Avec Derrière les palmiers, en salle mercredi 1er avril, la réalisatrice marocaine Meryem Benm’Barek signe une œuvre riche en émotions et en réflexions sociales. À travers la rencontre entre Mehdi, un jeune homme de Tanger, et Marie, une Française aisée, elle soulève des questions sur les inégalités sociales et les échos de l'héritage colonial au Maroc.
Sept ans après son projet précédent Sofia, qui traitait des grossesses hors mariage dans le pays, Benm’Barek revient avec un récit tout aussi intime. Son nouveau film, qui sort dans les salles françaises le 1er avril, s’interroge sur les relations inégales entre les riches étrangers possédant des biens à Tanger et les locaux. La réalisatrice évoque “les liens entre l’intime et le politique, les rapports de pouvoir et l’amour qui reconfigure notre regard sur le monde”, comme le rapporte Le360.
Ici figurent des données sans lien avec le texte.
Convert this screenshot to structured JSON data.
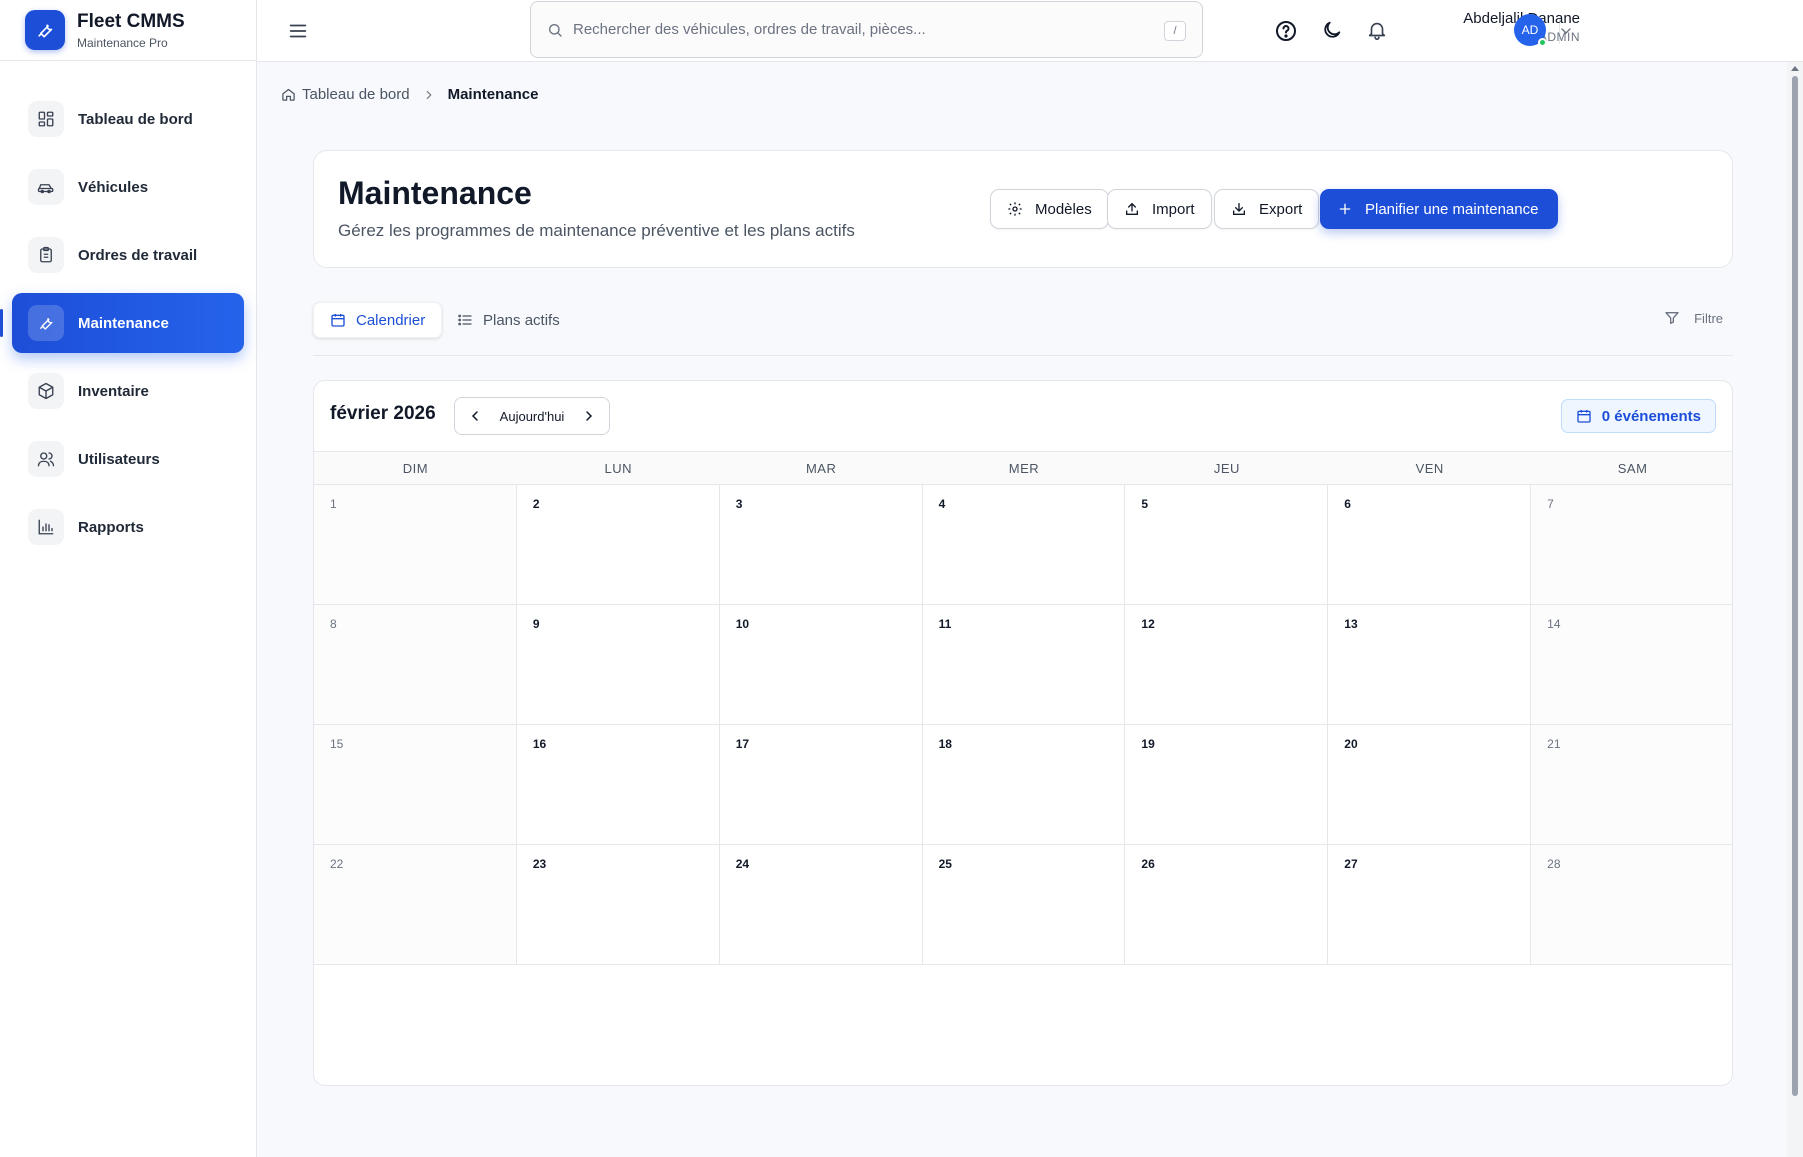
{
  "brand": {
    "title": "Fleet CMMS",
    "subtitle": "Maintenance Pro"
  },
  "sidebar": {
    "items": [
      {
        "label": "Tableau de bord",
        "icon": "dashboard-icon"
      },
      {
        "label": "Véhicules",
        "icon": "car-icon"
      },
      {
        "label": "Ordres de travail",
        "icon": "clipboard-icon"
      },
      {
        "label": "Maintenance",
        "icon": "wrench-icon",
        "active": true
      },
      {
        "label": "Inventaire",
        "icon": "box-icon"
      },
      {
        "label": "Utilisateurs",
        "icon": "users-icon"
      },
      {
        "label": "Rapports",
        "icon": "bar-chart-icon"
      }
    ]
  },
  "search": {
    "placeholder": "Rechercher des véhicules, ordres de travail, pièces...",
    "shortcut": "/"
  },
  "user": {
    "name": "Abdeljalil Danane",
    "role": "ADMIN",
    "initials": "AD"
  },
  "breadcrumb": {
    "home": "Tableau de bord",
    "current": "Maintenance"
  },
  "header": {
    "title": "Maintenance",
    "subtitle": "Gérez les programmes de maintenance préventive et les plans actifs",
    "buttons": {
      "templates": "Modèles",
      "import": "Import",
      "export": "Export",
      "schedule": "Planifier une maintenance"
    }
  },
  "tabs": {
    "calendar": "Calendrier",
    "active_plans": "Plans actifs",
    "filter": "Filtre"
  },
  "calendar": {
    "month_label": "février 2026",
    "today_label": "Aujourd'hui",
    "events_label": "0 événements",
    "weekdays": [
      "DIM",
      "LUN",
      "MAR",
      "MER",
      "JEU",
      "VEN",
      "SAM"
    ],
    "days": [
      "1",
      "2",
      "3",
      "4",
      "5",
      "6",
      "7",
      "8",
      "9",
      "10",
      "11",
      "12",
      "13",
      "14",
      "15",
      "16",
      "17",
      "18",
      "19",
      "20",
      "21",
      "22",
      "23",
      "24",
      "25",
      "26",
      "27",
      "28"
    ]
  },
  "colors": {
    "accent": "#1d4ed8",
    "online": "#22c55e"
  }
}
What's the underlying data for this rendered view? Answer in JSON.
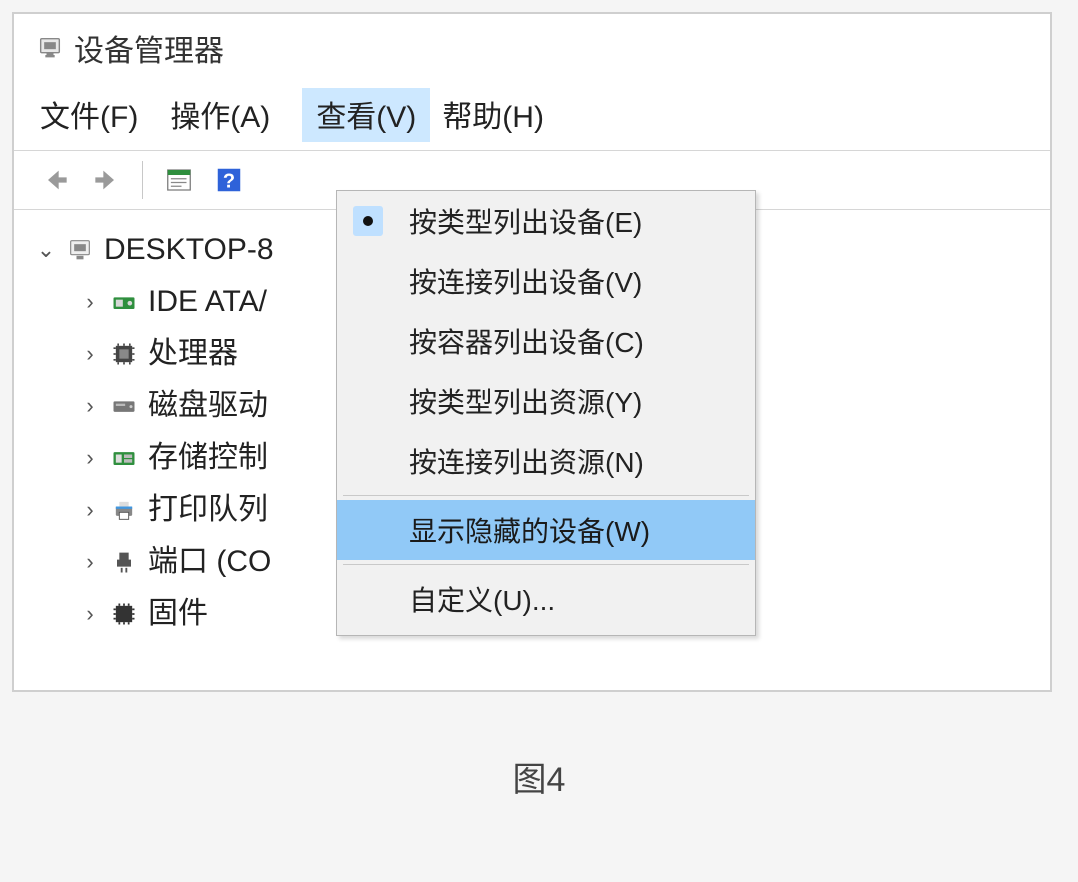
{
  "window": {
    "title": "设备管理器"
  },
  "menubar": {
    "file": "文件(F)",
    "action": "操作(A)",
    "view": "查看(V)",
    "help": "帮助(H)"
  },
  "tree": {
    "root": "DESKTOP-8",
    "children": [
      "IDE ATA/",
      "处理器",
      "磁盘驱动",
      "存储控制",
      "打印队列",
      "端口 (CO",
      "固件"
    ]
  },
  "view_menu": {
    "devices_by_type": "按类型列出设备(E)",
    "devices_by_connection": "按连接列出设备(V)",
    "devices_by_container": "按容器列出设备(C)",
    "resources_by_type": "按类型列出资源(Y)",
    "resources_by_connection": "按连接列出资源(N)",
    "show_hidden": "显示隐藏的设备(W)",
    "customize": "自定义(U)..."
  },
  "caption": "图4"
}
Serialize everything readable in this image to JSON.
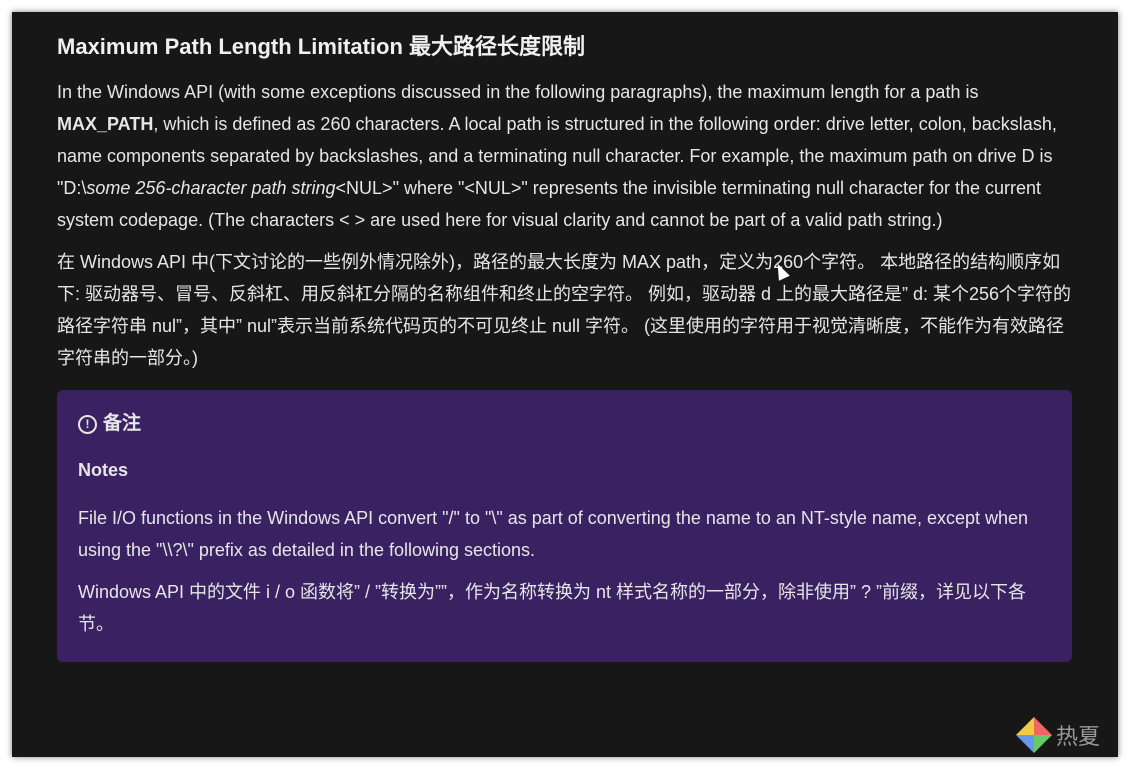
{
  "title": "Maximum Path Length Limitation 最大路径长度限制",
  "para1": {
    "a": "In the Windows API (with some exceptions discussed in the following paragraphs), the maximum length for a path is ",
    "b": "MAX_PATH",
    "c": ", which is defined as 260 characters. A local path is structured in the following order: drive letter, colon, backslash, name components separated by backslashes, and a terminating null character. For example, the maximum path on drive D is \"D:\\",
    "d": "some 256-character path string",
    "e": "<NUL>\" where \"<NUL>\" represents the invisible terminating null character for the current system codepage. (The characters < > are used here for visual clarity and cannot be part of a valid path string.)"
  },
  "para2": "在 Windows API 中(下文讨论的一些例外情况除外)，路径的最大长度为 MAX path，定义为260个字符。 本地路径的结构顺序如下: 驱动器号、冒号、反斜杠、用反斜杠分隔的名称组件和终止的空字符。 例如，驱动器 d 上的最大路径是” d: 某个256个字符的路径字符串 nul”，其中” nul”表示当前系统代码页的不可见终止 null 字符。 (这里使用的字符用于视觉清晰度，不能作为有效路径字符串的一部分。)",
  "note": {
    "heading": "备注",
    "icon": "!",
    "label": "Notes",
    "text1": "File I/O functions in the Windows API convert \"/\" to \"\\\" as part of converting the name to an NT-style name, except when using the \"\\\\?\\\" prefix as detailed in the following sections.",
    "text2": "Windows API 中的文件 i / o 函数将” / ”转换为””，作为名称转换为 nt 样式名称的一部分，除非使用” ? ”前缀，详见以下各节。"
  },
  "watermark": "热夏"
}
Dans l'intrigue, Mehdi, interprété par Driss Ramdi, voit sa relation avec Selma (Nadia Kounda) prendre un tournant lorsqu'il rencontre Marie (Sara Giraudeau), une Française dont les parents relèvent le défi de la gentrification en rénovant une villa à Tanger que Mehdi et son père travaillent. Les rêves illusoires de Marie, promettant à Mehdi une carrière d'architecte en France, le poussent à abandonner Selma.
Un avenir qui échappe
À travers la beauté et la complexité de Tanger, Benm’Barek confie qu'il était émotionnellement difficile pour elle de tourner dans sa ville natale. Elle évoque “une ville époustouflante, vibrante et remplie de promesses inaccessibles”, mentionnant que la mer représente l'espoir d'un avenir qui reste toujours hors de portée. Son film dépeint donc les tensions entre Marie et Mehdi, mais également les interactions entre Selma, Mehdi, et Marie, mettant en lumière les différences culturelles et sociales qui les séparent.
Ce choix narratif a provoqué des réactions mitigées chez le public marocain. Lors de sa projection au Festival international du film de Marrakech en décembre 2025, certains spectateurs ont quitté la salle, choqués par des scènes jugées audacieuses pour la culture marocaine, comme l'indique Maroc Hebdo.
Défaire les tabous
La réalisatrice insiste sur l'importance d'aborder la sexualité dans son œuvre. “Ne pas en parler serait incohérent, car la frustration sexuelle de Mehdi est cruciale pour comprendre ses choix”, explique-t-elle. Maroc Hebdo souligne que Benm’Barek aborde des thèmes souvent négligés dans le cinéma marocain tels que la gentrification et l’héritage colonial.
La dynamique entre Mehdi et les femmes de sa vie est réfléchie. Selma, issue d'un milieu modeste, représente une approche pudique de l’amour, tandis que Marie incarne une liberté sexuelle qui provoque des tensions. Cette parfaite alchimie entre le personnel et le politique, selon les mots de Maroc Hebdo, peut provoquer des débats importants au sujet des relations de pouvoir au sein de la société marocaine.
En somme, Meryem Benm’Barek ne se contente pas de narrer une histoire d'amour ; elle dépeint une réalité où l'intimité et la politique se mélangent, dérangeant ainsi certains spectateurs. “L’amour, loin d’être un refuge, révèle une arène de luttes sociales”, conclut-elle, quittant le spectateur avec des questions essentielles sur la société contemporaine.